Shares of Newell Brands, parent company of Pure Fishing, plummeted to a five year low this week. The plunge comes as new U.S. tariffs threaten to cost the company $100 million annually.
According to a Market Watch report, Newell Brands CEO Michael Polk told analysts that U.S. tariffs on Chinese goods, and retaliatory tariffs from the European Union and Canada could hit the company hard. On Monday, that news caused Newell stock to dip by 14 percent.
Newell owns an array of consumer brands outside of the fishing industry, including Sharpie, Mr. Coffee and Rubbermaid. In May, Newell Brands announced plans to sell Pure Fishing by 2019 as part of a plan that would divest it of two-thirds of its factories and approximately half its workforce. Pure Fishing is the parent company of such iconic fishing brands as Abu Garcia, Berkley, Fenwick, Hardy, Penn, Pflueger, Shakespeare, SpiderWire and Stren, among others.

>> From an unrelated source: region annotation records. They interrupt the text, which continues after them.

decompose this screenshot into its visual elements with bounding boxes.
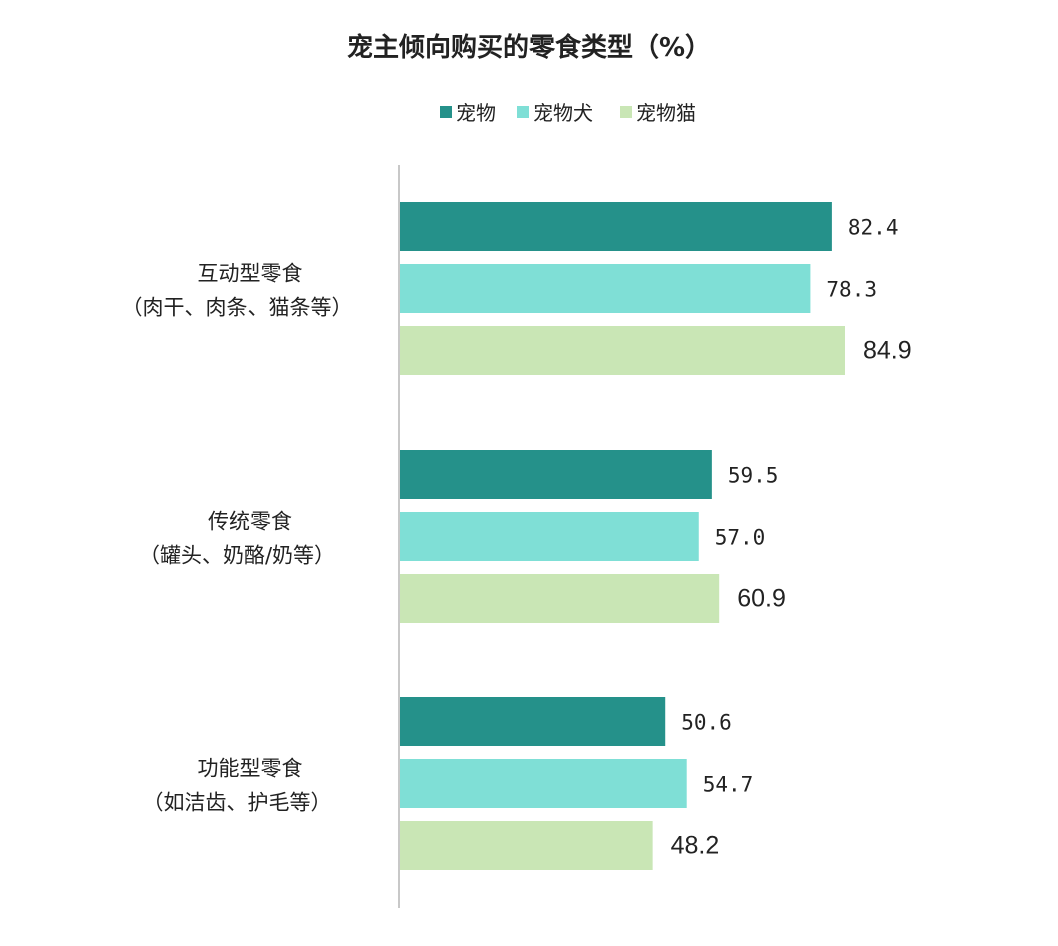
legend-swatch — [517, 106, 529, 118]
category-label: 互动型零食 — [198, 262, 303, 286]
bar — [400, 326, 845, 375]
bar — [400, 512, 699, 561]
bar — [400, 697, 666, 746]
bar — [400, 574, 720, 623]
category-sublabel: （罐头、奶酪/奶等） — [139, 544, 335, 568]
legend-label: 宠物猫 — [636, 101, 696, 125]
legend-swatch — [620, 106, 632, 118]
data-label: 57.0 — [715, 526, 766, 550]
data-label: 48.2 — [671, 832, 720, 860]
legend-label: 宠物 — [456, 101, 496, 125]
chart-title: 宠主倾向购买的零食类型（%） — [347, 32, 711, 63]
data-label: 59.5 — [728, 464, 779, 488]
legend-label: 宠物犬 — [533, 101, 593, 125]
legend-swatch — [440, 106, 452, 118]
category-sublabel: （肉干、肉条、猫条等） — [122, 296, 353, 320]
category-label: 传统零食 — [208, 510, 292, 534]
bar — [400, 450, 712, 499]
bars: 82.4 78.3 84.9 59.5 57.0 60.9 50.6 54.7 48.2 — [400, 202, 912, 870]
data-label: 82.4 — [848, 216, 899, 240]
legend: 宠物 宠物犬 宠物猫 — [440, 101, 696, 125]
data-label: 78.3 — [826, 278, 877, 302]
data-label: 84.9 — [863, 337, 912, 365]
category-label: 功能型零食 — [198, 757, 303, 781]
bar — [400, 759, 687, 808]
bar — [400, 821, 653, 870]
bar — [400, 202, 832, 251]
category-sublabel: （如洁齿、护毛等） — [143, 791, 332, 815]
data-label: 60.9 — [737, 585, 786, 613]
data-label: 54.7 — [703, 773, 754, 797]
data-label: 50.6 — [681, 711, 732, 735]
bar — [400, 264, 811, 313]
category-labels: 互动型零食 （肉干、肉条、猫条等） 传统零食 （罐头、奶酪/奶等） 功能型零食 （如洁齿、… — [122, 262, 353, 815]
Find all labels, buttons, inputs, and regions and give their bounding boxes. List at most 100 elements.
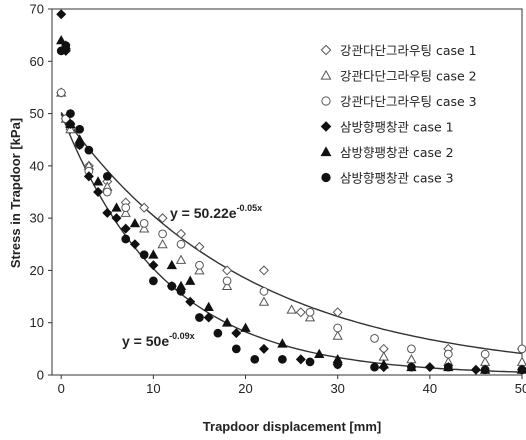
- data-point-series-3: [222, 276, 232, 286]
- plot-frame: [51, 8, 523, 376]
- x-tick-label: 50: [515, 381, 526, 396]
- legend-label-1: 강관다단그라우팅 case 1: [340, 43, 477, 58]
- data-point-series-3: [259, 286, 269, 296]
- data-point-series-5: [148, 249, 159, 259]
- legend-label-2: 강관다단그라우팅 case 2: [340, 69, 477, 84]
- legend-marker-1: [320, 44, 332, 56]
- data-point-series-3: [121, 203, 131, 213]
- data-point-series-2: [258, 296, 270, 306]
- data-point-series-4: [120, 223, 131, 234]
- y-tick-label: 40: [30, 158, 44, 173]
- data-point-series-6: [305, 357, 315, 367]
- data-point-series-6: [480, 365, 490, 375]
- data-point-series-3: [56, 88, 66, 98]
- data-point-series-1: [157, 213, 168, 224]
- y-tick-label: 30: [30, 211, 44, 226]
- y-tick-label: 0: [37, 368, 44, 383]
- data-point-series-2: [304, 312, 316, 322]
- data-point-series-6: [176, 286, 186, 296]
- legend-marker-3: [321, 96, 331, 106]
- data-point-series-1: [222, 265, 233, 276]
- legend-label-3: 강관다단그라우팅 case 3: [340, 94, 477, 109]
- data-point-series-5: [56, 35, 67, 45]
- data-point-series-4: [470, 364, 481, 375]
- data-point-series-2: [332, 330, 343, 340]
- fit-equation-label: y = 50.22e-0.05x: [170, 203, 262, 221]
- data-point-series-3: [480, 349, 490, 359]
- data-point-series-3: [370, 334, 379, 343]
- data-point-series-6: [517, 365, 526, 375]
- data-point-series-4: [129, 239, 140, 250]
- legend-marker-6: [321, 172, 331, 183]
- legend-marker-4: [320, 121, 332, 132]
- data-point-series-6: [443, 362, 453, 372]
- data-point-series-2: [120, 207, 131, 217]
- legend-label-4: 삼방향팽창관 case 1: [340, 120, 454, 135]
- y-tick-label: 50: [30, 106, 44, 121]
- data-point-series-6: [333, 360, 343, 369]
- data-points: [56, 9, 526, 375]
- data-point-series-2: [139, 223, 150, 233]
- axes: 0 10 20 30 40 50 0 10 20 30 40 50 60 70: [30, 2, 526, 397]
- data-point-series-2: [479, 356, 491, 366]
- legend-label-5: 삼방향팽창관 case 2: [340, 145, 454, 160]
- data-point-series-4: [424, 362, 435, 373]
- data-point-series-6: [407, 362, 416, 372]
- data-point-series-1: [332, 307, 343, 318]
- data-point-series-6: [84, 145, 94, 155]
- data-point-series-3: [333, 323, 343, 333]
- y-tick-label: 20: [30, 263, 44, 278]
- data-point-series-2: [157, 238, 168, 249]
- x-tick-label: 0: [58, 381, 65, 396]
- data-point-series-3: [407, 344, 416, 354]
- legend-marker-2: [320, 69, 332, 80]
- data-point-series-3: [195, 260, 204, 270]
- y-tick-label: 60: [30, 54, 44, 69]
- data-point-series-6: [250, 354, 260, 364]
- data-point-series-6: [121, 234, 131, 244]
- data-point-series-5: [277, 338, 288, 348]
- data-point-series-1: [194, 241, 205, 252]
- data-point-series-2: [286, 304, 297, 314]
- data-point-series-6: [102, 171, 112, 181]
- data-point-series-3: [139, 219, 149, 228]
- data-point-series-4: [83, 171, 94, 182]
- data-point-series-6: [139, 250, 149, 260]
- data-point-series-6: [167, 281, 177, 291]
- data-point-series-6: [61, 41, 71, 50]
- data-point-series-4: [258, 343, 269, 354]
- equation-labels: y = 50.22e-0.05x y = 50e-0.09x: [122, 203, 262, 349]
- data-point-series-4: [295, 354, 306, 365]
- data-point-series-5: [166, 259, 177, 270]
- data-point-series-6: [66, 109, 75, 118]
- data-point-series-5: [111, 202, 122, 212]
- data-point-series-6: [213, 328, 223, 338]
- data-point-series-5: [240, 322, 251, 332]
- data-point-series-3: [305, 307, 315, 317]
- data-point-series-6: [278, 354, 287, 364]
- data-point-series-1: [258, 265, 269, 276]
- legend-label-6: 삼방향팽창관 case 3: [340, 171, 454, 186]
- data-point-series-2: [406, 353, 417, 364]
- data-point-series-2: [175, 254, 187, 264]
- fit-curve-1: [60, 111, 523, 355]
- data-point-series-5: [314, 348, 325, 359]
- x-tick-label: 30: [330, 381, 344, 396]
- data-point-series-3: [176, 239, 186, 249]
- data-point-series-5: [129, 218, 141, 228]
- data-point-series-4: [56, 9, 67, 20]
- data-point-series-4: [231, 328, 242, 339]
- data-point-series-5: [378, 359, 389, 369]
- x-axis-title: Trapdoor displacement [mm]: [203, 419, 381, 434]
- data-point-series-4: [148, 260, 159, 271]
- x-tick-label: 20: [238, 381, 252, 396]
- legend: 강관다단그라우팅 case 1 강관다단그라우팅 case 2 강관다단그라우팅 c…: [320, 43, 477, 186]
- data-point-series-6: [75, 124, 85, 134]
- data-point-series-4: [185, 296, 196, 307]
- y-axis-title: Stress in Trapdoor [kPa]: [8, 118, 23, 268]
- data-point-series-6: [231, 344, 241, 354]
- data-point-series-5: [203, 301, 214, 311]
- data-point-series-2: [378, 351, 389, 361]
- fit-equation-label: y = 50e-0.09x: [122, 331, 195, 349]
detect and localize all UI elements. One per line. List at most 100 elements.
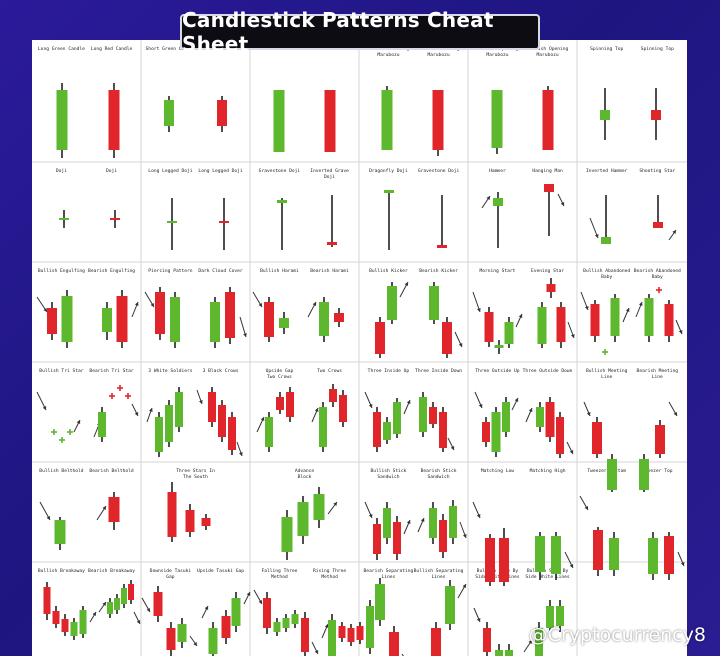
- trend-arrow-head: [102, 602, 106, 606]
- candle-body: [61, 296, 73, 342]
- candle-body: [107, 602, 113, 614]
- candle-body: [366, 606, 374, 648]
- candle-body: [59, 218, 69, 220]
- trend-arrow-head: [368, 514, 373, 518]
- candle-body: [393, 402, 401, 434]
- pattern-label: Bullish Abandoned: [583, 268, 630, 274]
- candle-body: [313, 494, 325, 520]
- candle-body: [546, 606, 554, 628]
- trend-arrow-head: [672, 230, 676, 234]
- pattern-label: Block: [298, 474, 312, 480]
- trend-arrow-head: [258, 600, 262, 604]
- candle-body: [273, 90, 285, 152]
- pattern-label: Doji: [56, 168, 67, 174]
- pattern-label: Baby: [652, 274, 663, 280]
- trend-arrow-head: [76, 420, 81, 424]
- trend-arrow-head: [42, 406, 47, 410]
- pattern-label: Long Legged Doji: [148, 168, 192, 174]
- candle-body: [166, 628, 176, 650]
- candle-body: [108, 497, 120, 522]
- candle-body: [449, 506, 457, 538]
- candle-body: [210, 302, 220, 342]
- watermark-text: @Cryptocurrency8: [528, 624, 706, 646]
- candle-body: [114, 598, 120, 610]
- candle-body: [545, 402, 555, 437]
- trend-arrow-head: [324, 624, 329, 628]
- pattern-label: Bullish Kicker: [369, 268, 408, 274]
- pattern-label: Doji: [324, 174, 335, 180]
- pattern-label: Bearish Opening: [527, 46, 569, 52]
- trend-arrow-head: [314, 650, 319, 654]
- pattern-label: Hammer: [489, 168, 506, 174]
- pattern-label: Shooting Star: [639, 168, 675, 174]
- pattern-label: Bearish Engulfing: [88, 268, 135, 274]
- pattern-label: Long Red Candle: [91, 46, 133, 52]
- pattern-label: Gap: [166, 574, 175, 580]
- candle-body: [282, 618, 290, 628]
- candle-body: [324, 90, 336, 152]
- trend-arrow-head: [243, 333, 247, 337]
- pattern-label: Evening Star: [531, 268, 564, 274]
- trend-arrow-head: [528, 640, 532, 644]
- candle-body: [334, 313, 344, 322]
- pattern-label: Line: [652, 374, 663, 380]
- candle-body: [537, 307, 547, 344]
- candle-body: [47, 308, 57, 334]
- candle-body: [281, 517, 293, 552]
- candle-body: [165, 405, 173, 442]
- candle-body: [592, 422, 602, 454]
- candle-body: [556, 307, 566, 342]
- candle-body: [593, 530, 603, 570]
- trend-arrow-head: [102, 506, 106, 510]
- candle-body: [437, 245, 447, 248]
- candle-body: [263, 598, 271, 628]
- pattern-label: 3 White Soldiers: [148, 368, 192, 374]
- trend-arrow-head: [528, 408, 533, 412]
- candle-body: [208, 392, 216, 422]
- pattern-label: Method: [321, 574, 338, 580]
- pattern-label: Bullish Engulfing: [38, 268, 85, 274]
- trend-arrow-head: [92, 612, 96, 616]
- candle-body: [493, 198, 503, 206]
- candle-body: [329, 389, 337, 402]
- trend-arrow-head: [673, 412, 677, 416]
- pattern-label: Marubozu: [377, 52, 399, 58]
- candle-body: [328, 620, 336, 656]
- candle-body: [319, 302, 329, 336]
- trend-arrow-head: [638, 302, 643, 306]
- pattern-label: Bullish Side By: [477, 568, 519, 574]
- candle-body: [651, 110, 661, 120]
- pattern-label: Three Inside Up: [368, 368, 410, 374]
- candle-body: [167, 221, 177, 223]
- pattern-label: Gravestone Doji: [418, 168, 460, 174]
- trend-arrow-head: [134, 412, 139, 416]
- trend-arrow-head: [312, 302, 317, 306]
- candle-body: [102, 308, 112, 332]
- pattern-label: Spinning Top: [590, 46, 623, 52]
- candle-body: [601, 237, 611, 244]
- trend-arrow-head: [476, 514, 481, 518]
- pattern-label: Three Stars In: [176, 468, 215, 474]
- candle-body: [155, 417, 163, 452]
- trend-arrow-head: [477, 308, 481, 312]
- candle-body: [664, 536, 674, 574]
- candle-body: [483, 628, 491, 652]
- pattern-label: Dragonfly Doji: [369, 168, 408, 174]
- trend-arrow-head: [368, 404, 373, 408]
- pattern-label: Bearish Abandoned: [634, 268, 681, 274]
- candle-body: [607, 459, 617, 490]
- candle-body: [319, 407, 327, 447]
- trend-arrow-head: [476, 618, 481, 622]
- candle-body: [491, 90, 503, 148]
- candle-body: [301, 618, 309, 652]
- candle-body: [639, 459, 649, 490]
- trend-arrow-head: [246, 592, 251, 596]
- pattern-label: Bearish Harami: [310, 268, 349, 274]
- candle-body: [356, 626, 364, 640]
- candle-body: [664, 304, 674, 336]
- candle-body: [609, 538, 619, 570]
- candle-body: [644, 298, 654, 336]
- pattern-label: Bearish Kicker: [419, 268, 458, 274]
- candle-body: [273, 622, 281, 632]
- candle-body: [504, 322, 514, 344]
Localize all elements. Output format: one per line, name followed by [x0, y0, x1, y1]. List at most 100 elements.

Newell’s stock decline comes on the heels of a call-to-action by the American Sportfishing Association (ASA), citing proposed tariffs of 25 percent on $200 billion worth of Chinese goods, some of which could impact the tackle industry. According to ASA, the goods most likely to be impacted are apparel, accessories, inflatable boats, fishing baskets, plastic rain gear and cast nets. Beijing responded to Washington late last week with a threat to tax an additional $60 billion on U.S. imports.
Last year, China sold $505.6 billion worth of goods to the United States and purchased $130.4 billion.